The name grates like broken glass. I lift my gaze to meet his, unflinching. “I’ll answer him. But not as his soldier. Not even as his brother. On my terms.”

Michaelis studies me, searching for cracks, for hesitation. He’ll find none. At last he nods, though his jaw tightens. He knows as well as I do that once the call is answered, there is no middle ground. War doesn’t care about terms.

When he leaves, the room feels heavier, the silence thicker. I sit at the desk and turn the coin over in my hand, its weight an anchor dragging me back through centuries.

Cassian’s stillness. Rafe’s laughter. Darius’ scowl. Roman’s fire.

The brotherhood we built on blood and vows lies shattered, pieces scattered across the world. I told myself I didn’t miss them. But the truth burns. I miss what we were, before ambition twisted us, before Roman betrayed us.

I press the coin to the map where his name coils like a stain and whisper, voice low, meant for him alone.

“Not yet. But soon.”

The message is sent through channels Roman cannot ignore. Not an email, not a call, but something older. A Syndicate safehouse in Istanbul, its walls still marked with scars from the last war, receives an envelope. Inside, nothing but Cassian’s coin and the words I carved into parchment myself:Not yet.

He will know it’s me. He will know I’m watching.

And he will know I’m coming.

By the time the sun claws its way fully above the horizon, the city outside my windows has already sprung to life. Trains rumble, horns blare, children shout on their way to schools. The illusion of peace stretches across Geneva, and none of them see the fault lines forming beneath their feet.

I pour the whiskey at last, the glass heavy, the liquid amber catching the light like fire. I lift it, not as a toast, but as a vow.

“To Roman,” I murmur, my voice thick with the lion’s growl. “Enjoy your empire while it lasts. Because when I come for you, it won’t be whispers. It won’t be shadows. It will be fire.”

I drink, the burn sliding down like molten iron, and at last I feel alive again. Not as the man who hid in boardrooms, not as the king who buried his oath, but as the lion who remembers what it means to claim.

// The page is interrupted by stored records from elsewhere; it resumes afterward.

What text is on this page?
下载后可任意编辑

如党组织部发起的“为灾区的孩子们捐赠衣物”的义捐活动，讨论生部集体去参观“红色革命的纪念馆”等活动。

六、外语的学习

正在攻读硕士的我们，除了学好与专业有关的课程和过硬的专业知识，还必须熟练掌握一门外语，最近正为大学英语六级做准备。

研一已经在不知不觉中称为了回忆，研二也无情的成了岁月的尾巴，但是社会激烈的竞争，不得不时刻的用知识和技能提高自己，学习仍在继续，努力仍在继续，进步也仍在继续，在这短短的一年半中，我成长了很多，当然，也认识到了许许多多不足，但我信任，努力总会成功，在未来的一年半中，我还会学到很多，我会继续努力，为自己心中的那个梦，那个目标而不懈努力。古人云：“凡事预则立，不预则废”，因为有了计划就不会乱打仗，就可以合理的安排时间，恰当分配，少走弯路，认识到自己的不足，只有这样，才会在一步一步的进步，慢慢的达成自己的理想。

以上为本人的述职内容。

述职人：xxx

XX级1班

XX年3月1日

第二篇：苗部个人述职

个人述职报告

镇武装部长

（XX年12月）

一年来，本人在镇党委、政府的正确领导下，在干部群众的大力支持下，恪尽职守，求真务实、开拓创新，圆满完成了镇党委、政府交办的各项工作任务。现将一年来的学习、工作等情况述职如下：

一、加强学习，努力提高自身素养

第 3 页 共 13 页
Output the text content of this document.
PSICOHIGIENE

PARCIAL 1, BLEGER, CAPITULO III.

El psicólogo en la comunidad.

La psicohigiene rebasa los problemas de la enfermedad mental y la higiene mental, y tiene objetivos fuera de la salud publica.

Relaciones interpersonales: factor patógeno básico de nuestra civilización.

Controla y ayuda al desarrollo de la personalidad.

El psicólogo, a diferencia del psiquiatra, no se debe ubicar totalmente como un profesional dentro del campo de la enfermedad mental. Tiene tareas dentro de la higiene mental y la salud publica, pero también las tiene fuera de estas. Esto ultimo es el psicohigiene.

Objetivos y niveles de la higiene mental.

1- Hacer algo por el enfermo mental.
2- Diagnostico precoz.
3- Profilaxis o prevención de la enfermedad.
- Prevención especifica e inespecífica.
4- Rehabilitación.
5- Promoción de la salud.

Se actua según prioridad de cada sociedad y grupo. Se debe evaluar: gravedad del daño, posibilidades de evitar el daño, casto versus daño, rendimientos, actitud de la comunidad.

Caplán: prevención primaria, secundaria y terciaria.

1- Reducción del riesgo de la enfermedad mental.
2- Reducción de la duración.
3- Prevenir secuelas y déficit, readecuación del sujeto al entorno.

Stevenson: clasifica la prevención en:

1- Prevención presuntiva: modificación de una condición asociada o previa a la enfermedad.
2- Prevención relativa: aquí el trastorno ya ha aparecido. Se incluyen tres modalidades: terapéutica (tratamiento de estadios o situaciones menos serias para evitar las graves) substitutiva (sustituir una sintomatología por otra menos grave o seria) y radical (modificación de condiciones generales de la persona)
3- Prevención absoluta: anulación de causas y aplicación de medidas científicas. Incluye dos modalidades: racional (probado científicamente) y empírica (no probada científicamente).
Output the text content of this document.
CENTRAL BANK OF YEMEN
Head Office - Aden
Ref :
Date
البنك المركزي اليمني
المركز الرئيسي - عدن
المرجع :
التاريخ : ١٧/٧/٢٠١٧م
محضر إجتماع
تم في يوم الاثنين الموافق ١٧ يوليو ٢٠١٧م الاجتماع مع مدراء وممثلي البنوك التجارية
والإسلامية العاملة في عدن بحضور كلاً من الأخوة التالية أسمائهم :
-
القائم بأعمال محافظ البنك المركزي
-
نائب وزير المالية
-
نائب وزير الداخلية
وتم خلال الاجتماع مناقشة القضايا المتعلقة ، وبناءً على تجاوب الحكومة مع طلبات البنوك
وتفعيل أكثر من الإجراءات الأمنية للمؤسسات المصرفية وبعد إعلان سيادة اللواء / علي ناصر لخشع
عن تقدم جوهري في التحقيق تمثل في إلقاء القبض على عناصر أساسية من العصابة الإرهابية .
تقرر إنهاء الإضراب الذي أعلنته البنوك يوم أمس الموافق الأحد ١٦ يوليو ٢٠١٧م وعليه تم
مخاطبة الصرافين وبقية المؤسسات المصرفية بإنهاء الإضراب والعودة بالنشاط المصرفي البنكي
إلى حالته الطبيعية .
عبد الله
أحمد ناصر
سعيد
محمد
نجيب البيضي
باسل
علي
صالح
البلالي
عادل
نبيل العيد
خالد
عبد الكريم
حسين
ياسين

And this time, I will not be alone.

24

JENNIFER

The day drags like an anchor. Every hour feels stretched thin, as though the air itself is waiting for something to break. My body is tired, but my mind won’t stop working. After Malek left me shaken on the couch, I thought maybe I’d sleep, maybe I’d let myself collapse and shut my eyes until morning. Instead, I spent half the night pacing and the other half combing through every scrap of information I could find that might explain what the hell is happening to me.

Just after dawn, a single name appears on the ancestry records I’ve been digging through, like a thread tugged loose from the tapestry of my bloodline.

Morrigan Callahan.

I never heard of her. My father never mentioned her, my mother—God rest her—never hinted. But the record is there, buried in faded parish documents from the mid-1800s, where the name Callahan first appears tied to a woman who vanished without explanation. What matters isn’t the disappearance. It’s the notes scrawled beside her baptismal record in an archivist’s cramped hand.

“Witchcraft whispered. Exiled.”

The words are centuries old, but they land on me like a hammer.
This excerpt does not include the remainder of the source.